There is abundant scientific evidence that expectation shapes human perception. Much of the time we see what we expect to see, and our perception of what we’re seeing is creative not passive. As the authors of the textbook Principles of Neural Science (2000) put it, “… the brain makes certain assumptions about what is to be seen in the world, expectations that seem to derive in part from experience and in part from the built-in neural wiring for vision.” Our experiences are manifold. We live in a world of shared cultural and linguistic meanings that are vital to how we understand our own lives. Psychiatrists rely heavily on their experienced perceptions of illnesses. When I taught writing classes to psychiatric patients, I met people whose stories of manic highs and immobilizing lows appeared to be textbook descriptions of classic bipolar disorder. I met other patients who had been diagnosed with myriad disorders. No doctor seemed to agree about what they actually suffered from.

One reader pointed out to me that there are European psychiatrists who have diagnosed bipolar disorder in children. I am sure this is true, and it is possible that the trend will continue and even expand. The fact remains, however, that the number of diagnoses on the continent is much lower than in the United States, and the disparity is so great it cannot be explained through genetic variations in the populations, which means there are cultural forces at work, just as there were when the country was beset with an epidemic of multiple personality disorder and recovered memories of horrific Satanic cults, a phenomenon that seems to have subsided considerably, if not totally.
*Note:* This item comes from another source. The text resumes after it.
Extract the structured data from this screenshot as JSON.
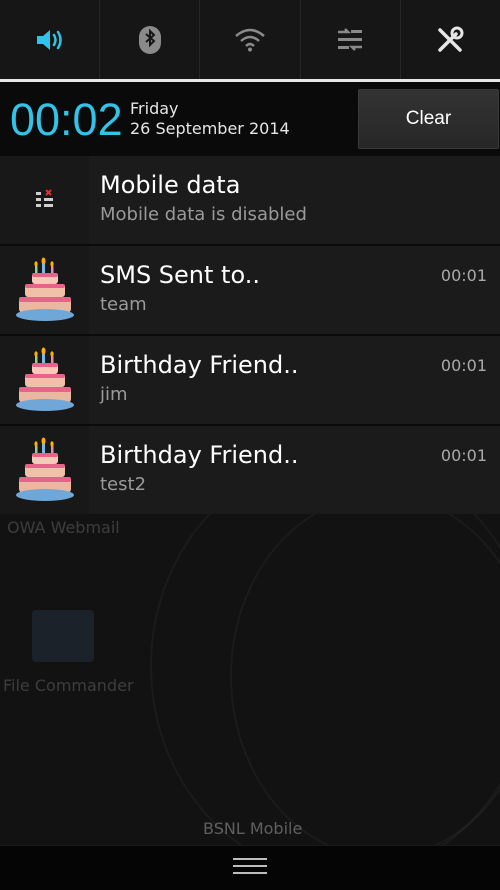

None of us is immune to suggestion. We are social beings and live in a social world. Naming is essential to our conception of psychiatric illness, and that is surely why at least some diagnostic categories have become so controversial. Surely there are children afflicted with mood disorders and no doubt, part of their suffering stems from their inherited genetic temperament, but environmental factors also play a role. The DSM V will, to a large degree, determine how these disorders in children are classified. No doubt later editions will then reclassify them, especially if they continue to be controversial and if anti-psychotic drugs are found to be particularly damaging to young, developing brains and bodies. My cautionary stance can be restated: When it comes to psychiatric disorders that have no clearly identifiable pathogen, it is not always easy to know exactly what we are seeing or how much or how little of what we are seeing is founded on our expectations.